The book also alleges that Gates behaved like a “kid in a candy store” toward young interns at Microsoft, leading management to forbid them from being alone with the billionaire.
“It was not uncommon for Gates to flirt with or pursue women, or to make unwanted advances, such as inviting employees to dinner during his time as Microsoft’s chairman,” Das wrote.
According to the book, Melinda revamped her husband’s security team because they “wanted to make sure that her husband was safe.” [she] I didn’t know he was there.”
She also ordered the couple’s housekeepers not to give the husband’s direct phone number when the women called the house, and forced her husband to hire a new assistant.
Gates’ approach to women was seen as more “clumsy than predatory,” according to people who witnessed it firsthand.
He “had affairs with several interns at the Gates Foundation, putting them in the awkward position of having to think about their career prospects while avoiding the advances of their superiors.”
“Once,” Das writes, “a colleague reprimanded someone for sending a 22-year-old intern into Gates’ office alone, saying, ‘She’s too young and too beautiful.'”
Microsoft executives told Das that Gates did not “prey on” women or ask for sexual favours in return for improving his career prospects.
“He is not Harvey Weinstein…I am not aware of any actual circumstances under which anyone gained anything from sleeping with Bill,” the former executive wrote in the book.
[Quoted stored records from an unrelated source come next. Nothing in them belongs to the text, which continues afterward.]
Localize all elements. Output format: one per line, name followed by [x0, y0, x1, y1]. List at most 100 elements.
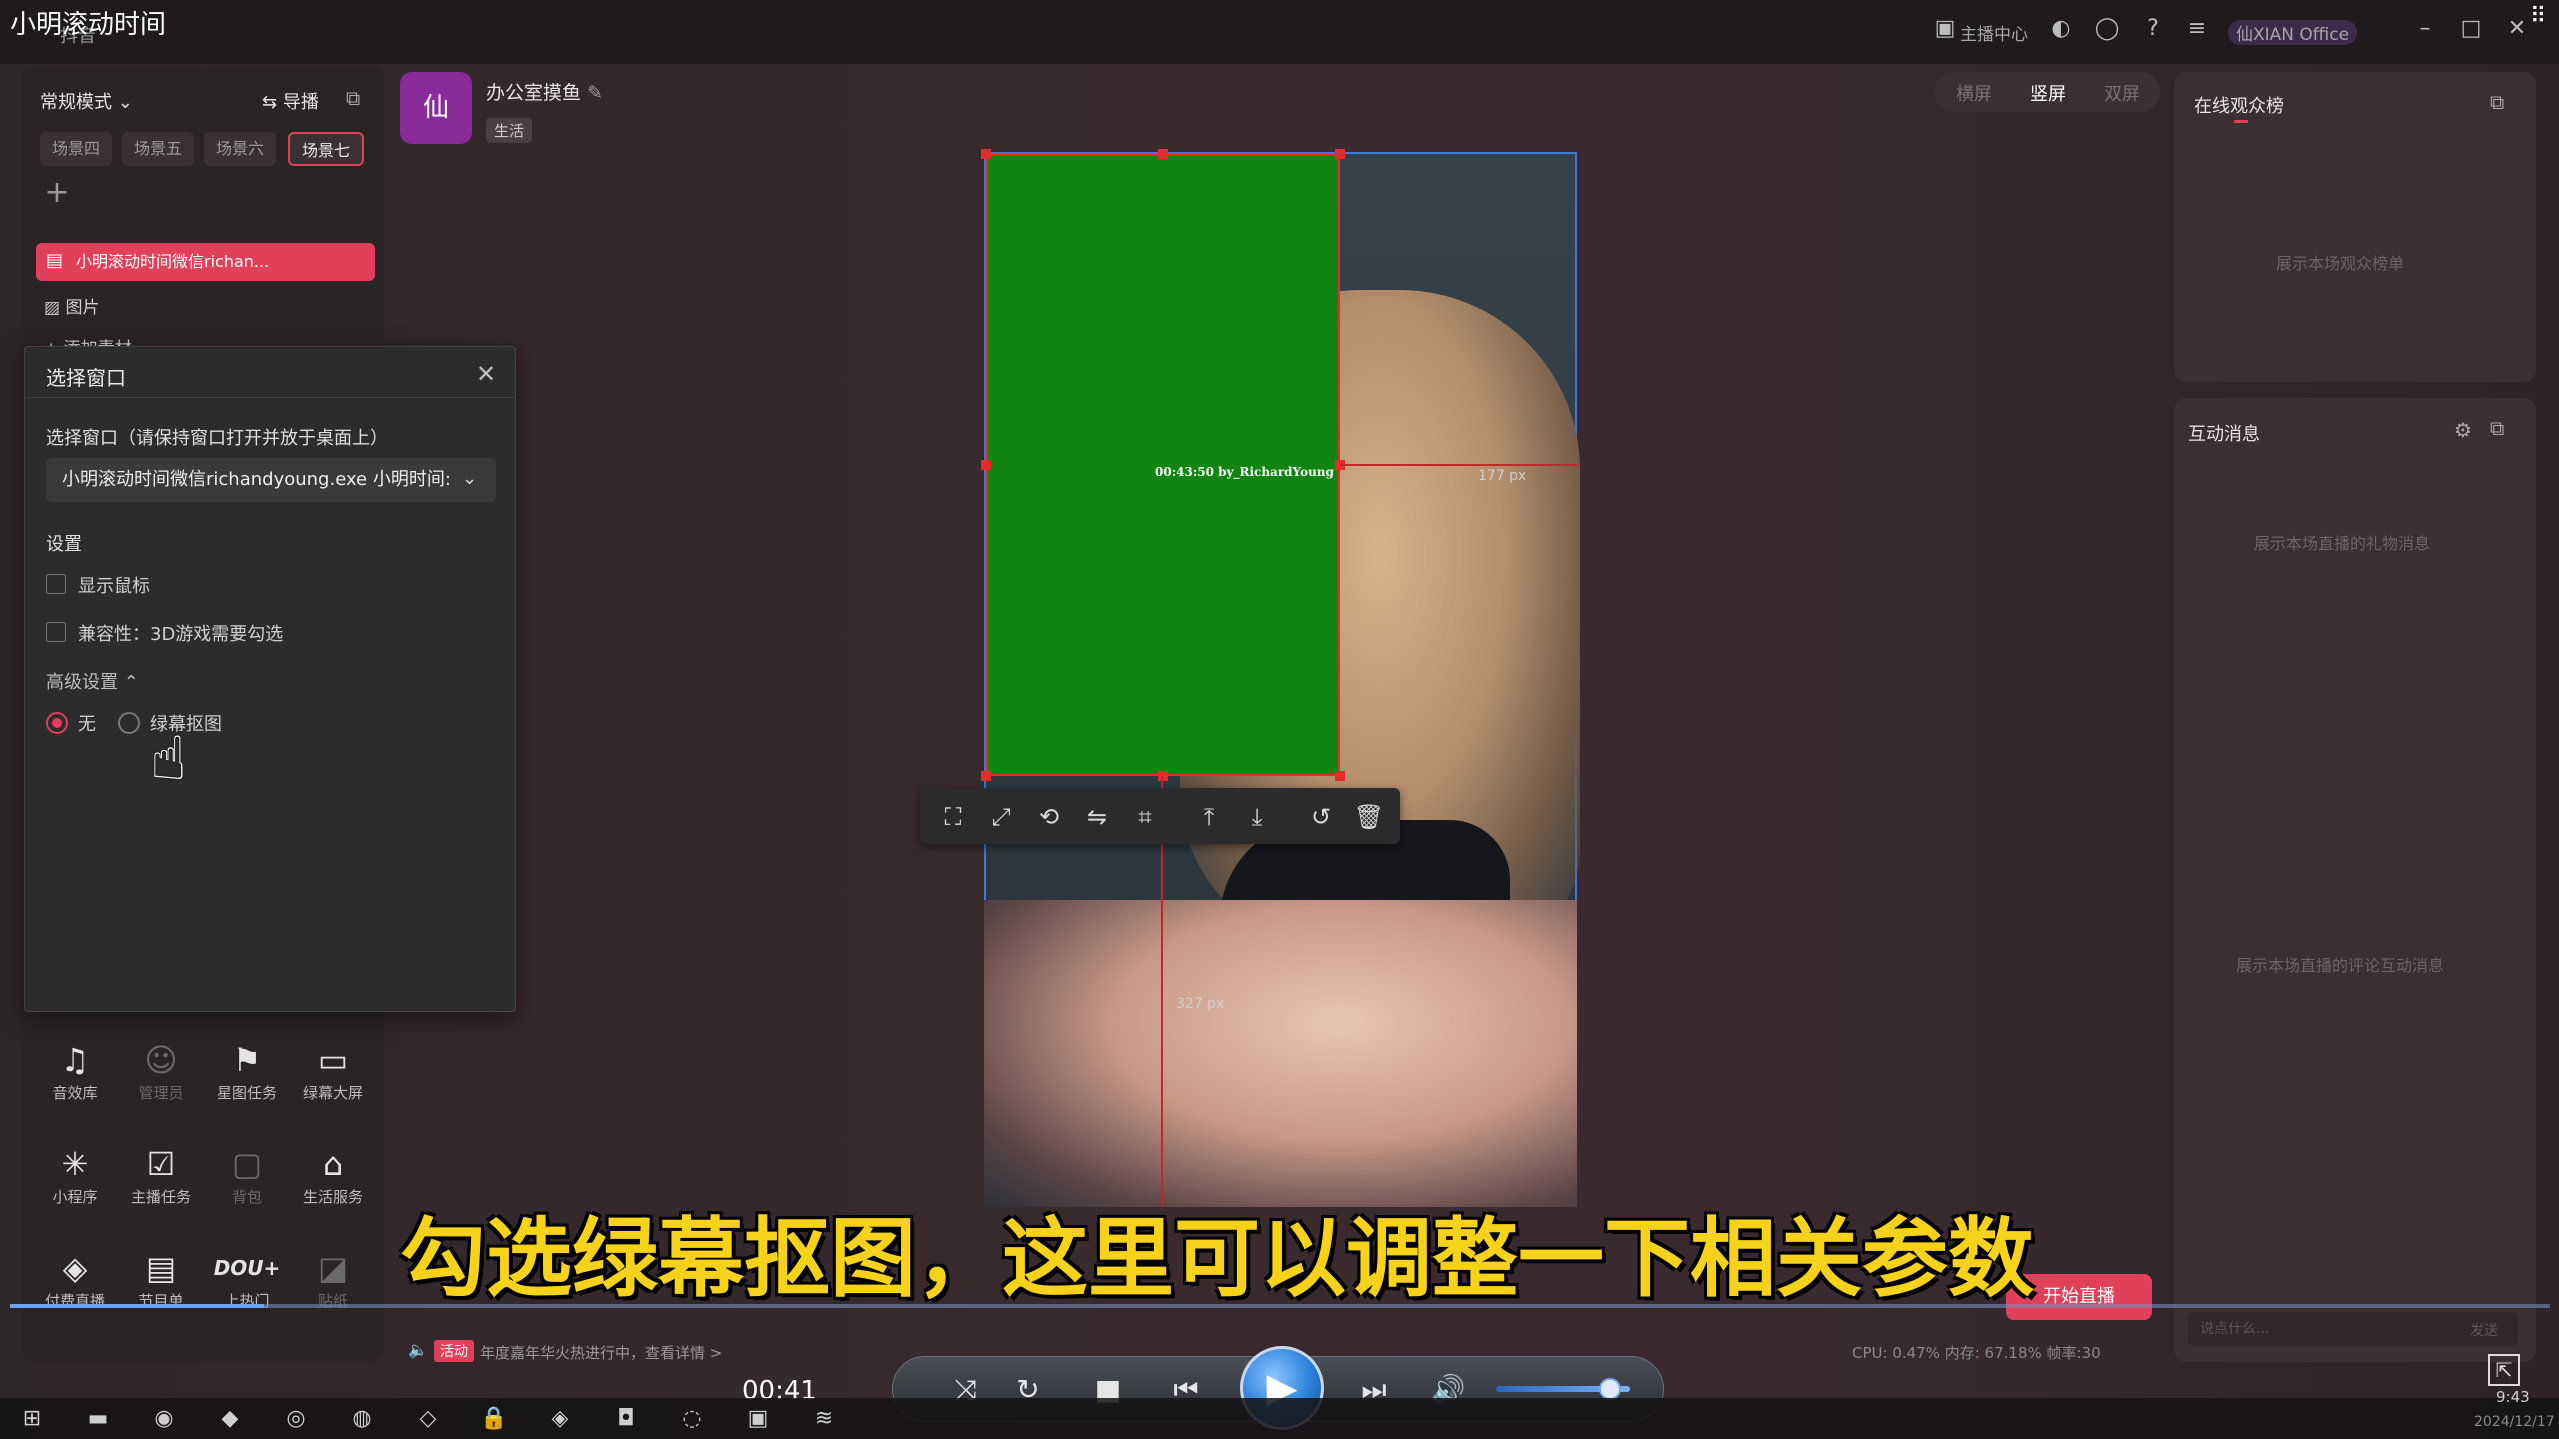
radio-none[interactable] — [46, 712, 68, 734]
scene-tab-5[interactable]: 场景五 — [122, 132, 195, 166]
layout-dual[interactable]: 双屏 — [2104, 80, 2140, 106]
chevron-up-icon: ⌃ — [123, 672, 139, 693]
compat-checkbox[interactable] — [46, 622, 66, 642]
broadcaster-center-link[interactable]: 主播中心 — [1960, 20, 2028, 45]
sound-effect-icon: ♫ — [60, 1041, 90, 1079]
tool-backpack[interactable]: ▢ 背包 — [204, 1142, 290, 1228]
scene-tab-4[interactable]: 场景四 — [40, 132, 113, 166]
grid-icon[interactable]: ⠿ — [2530, 4, 2546, 29]
room-avatar: 仙 — [400, 72, 472, 144]
tool-mini-program[interactable]: ✳ 小程序 — [32, 1142, 118, 1228]
fill-screen-icon[interactable]: ⤢ — [984, 800, 1018, 834]
layout-portrait[interactable]: 竖屏 — [2030, 80, 2066, 106]
tool-green-screen[interactable]: ▭ 绿幕大屏 — [290, 1038, 376, 1124]
tool-program-list[interactable]: ▤ 节目单 — [118, 1246, 204, 1332]
crop-icon[interactable]: ⌗ — [1128, 800, 1162, 834]
flip-icon[interactable]: ⇋ — [1080, 800, 1114, 834]
tool-paid-live[interactable]: ◈ 付费直播 — [32, 1246, 118, 1332]
add-scene-icon[interactable]: + — [40, 176, 74, 210]
calendar-icon[interactable]: ▣ — [1932, 16, 1958, 42]
scene-tab-7[interactable]: 场景七 — [288, 132, 365, 166]
popout-icon[interactable]: ⧉ — [2490, 416, 2504, 440]
wechat-icon[interactable]: ◎ — [280, 1404, 312, 1434]
lock-icon[interactable]: 🔒 — [478, 1404, 510, 1434]
reset-icon[interactable]: ↺ — [1304, 800, 1338, 834]
room-name[interactable]: 办公室摸鱼 ✎ — [486, 78, 603, 105]
volume-slider-knob[interactable] — [1599, 1378, 1621, 1400]
windows-taskbar — [0, 1398, 2559, 1439]
radio-chroma-key[interactable] — [118, 712, 140, 734]
resize-handle[interactable] — [981, 149, 991, 159]
video-progress-fill — [10, 1304, 264, 1308]
activity-notice-link[interactable]: 年度嘉年华火热进行中，查看详情 > — [480, 1342, 722, 1363]
fit-screen-icon[interactable]: ⛶ — [936, 800, 970, 834]
file-explorer-icon[interactable]: ▬ — [82, 1404, 114, 1434]
close-window-icon[interactable]: ✕ — [2504, 16, 2530, 42]
scene-tab-6[interactable]: 场景六 — [204, 132, 277, 166]
chrome-icon[interactable]: ◉ — [148, 1404, 180, 1434]
alignment-guide-horizontal — [1340, 464, 1577, 466]
source-item-image[interactable]: ▨ 图片 — [44, 293, 99, 318]
window-select-dropdown[interactable]: 小明滚动时间微信richandyoung.exe 小明时间: — [46, 458, 496, 502]
guide-button[interactable]: ⇆ 导播 — [262, 88, 319, 114]
resize-handle[interactable] — [981, 460, 991, 470]
visual-studio-icon[interactable]: ◇ — [412, 1404, 444, 1434]
send-button[interactable]: 发送 — [2470, 1320, 2498, 1340]
popout-icon[interactable]: ⧉ — [2490, 90, 2504, 114]
portrait-shoulder — [984, 900, 1577, 1207]
source-item-window[interactable]: 小明滚动时间微信richan... — [36, 243, 375, 281]
browser-icon[interactable]: ◍ — [346, 1404, 378, 1434]
app-icon[interactable]: ◌ — [676, 1404, 708, 1434]
resize-handle[interactable] — [981, 771, 991, 781]
expand-icon[interactable]: ⇱ — [2488, 1354, 2520, 1386]
message-input[interactable]: 说点什么... — [2188, 1312, 2518, 1346]
popout-icon[interactable]: ⧉ — [346, 86, 360, 110]
show-cursor-checkbox[interactable] — [46, 574, 66, 594]
layout-landscape[interactable]: 横屏 — [1956, 80, 1992, 106]
mini-program-icon: ✳ — [61, 1145, 89, 1183]
tool-life-service[interactable]: ⌂ 生活服务 — [290, 1142, 376, 1228]
anchor-task-icon: ☑ — [146, 1145, 176, 1183]
tool-sticker[interactable]: ◪ 贴纸 — [290, 1246, 376, 1332]
guide-distance-label: 327 px — [1176, 996, 1225, 1012]
tool-sound-effect[interactable]: ♫ 音效库 — [32, 1038, 118, 1124]
douyin-live-icon[interactable]: ◘ — [610, 1404, 642, 1434]
app-icon[interactable]: ◈ — [544, 1404, 576, 1434]
performance-stats: CPU: 0.47% 内存: 67.18% 帧率:30 — [1852, 1344, 2101, 1362]
help-icon[interactable]: ? — [2140, 16, 2166, 42]
resize-handle[interactable] — [1158, 149, 1168, 159]
taskbar-clock-date: 2024/12/17 — [2474, 1414, 2555, 1430]
overlay-text: 00:43:50 by_RichardYoung — [1155, 465, 1334, 479]
room-category-tag[interactable]: 生活 — [486, 118, 533, 143]
settings-icon[interactable]: ⚙ — [2454, 418, 2472, 442]
advanced-settings-toggle[interactable]: 高级设置 ⌃ — [46, 668, 139, 694]
rotate-icon[interactable]: ⟲ — [1032, 800, 1066, 834]
chat-icon[interactable]: ◯ — [2094, 16, 2120, 42]
close-icon[interactable]: ✕ — [476, 360, 496, 388]
resize-handle[interactable] — [1335, 771, 1345, 781]
app-icon[interactable]: ▣ — [742, 1404, 774, 1434]
headset-icon[interactable]: ◐ — [2048, 16, 2074, 42]
tool-star-task[interactable]: ⚑ 星图任务 — [204, 1038, 290, 1124]
minimize-icon[interactable]: – — [2412, 16, 2438, 42]
resize-handle[interactable] — [1335, 149, 1345, 159]
move-bottom-icon[interactable]: ⤓ — [1240, 800, 1274, 834]
maximize-icon[interactable]: □ — [2458, 16, 2484, 42]
vscode-icon[interactable]: ◆ — [214, 1404, 246, 1434]
title-bar — [0, 0, 2559, 64]
delete-icon[interactable]: 🗑 — [1352, 800, 1386, 834]
move-top-icon[interactable]: ⤒ — [1192, 800, 1226, 834]
video-progress-bar[interactable] — [10, 1304, 2550, 1308]
user-account[interactable]: 仙XIAN Office — [2228, 20, 2358, 45]
app-icon[interactable]: ≋ — [808, 1404, 840, 1434]
window-source-icon: ▤ — [46, 250, 64, 271]
tool-admin[interactable]: ☺ 管理员 — [118, 1038, 204, 1124]
tool-anchor-task[interactable]: ☑ 主播任务 — [118, 1142, 204, 1228]
resize-handle[interactable] — [1158, 771, 1168, 781]
menu-icon[interactable]: ≡ — [2184, 16, 2210, 42]
start-icon[interactable]: ⊞ — [16, 1404, 48, 1434]
mode-selector[interactable]: 常规模式 ⌄ — [40, 88, 133, 114]
edit-icon[interactable]: ✎ — [587, 82, 603, 104]
viewers-title[interactable]: 在线观众榜 — [2194, 92, 2284, 118]
tool-dou-plus[interactable]: DOU+ 上热门 — [204, 1246, 290, 1332]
The executive added that Gates displayed “a certain naivety in his interactions with women who mistaken passionate conversation for mutual interest.”
But “news about his personal conduct has also tarnished his image and alienated his closest friends. [fellow billionaire Warren] “Mr. Buffett,” the book says.
Das said Gates He is currently dating Paula Heard.“As social media draws falsehoods and distorted truths into the mainstream, they are also the subject of conspiracy theories about vaccines and the intentions of those in power.”
“The boy genius who transformed from ruthless monopolist to philanthropist has morphed again, and this time, Gates’ image is darker, blurrier and more divisive.”
And not all of his money is being used for the benefit of society as a whole.
The book claims that when the rerouting of Highway 106 cut Gates’s vacation home in Hood Canal, Washington, in two, the billionaire “reportedly paid the state of Washington more than $2 million to build a special tunnel under the rerouted highway to connect him to his vacation home. The tunnel is patrolled by armed guards.”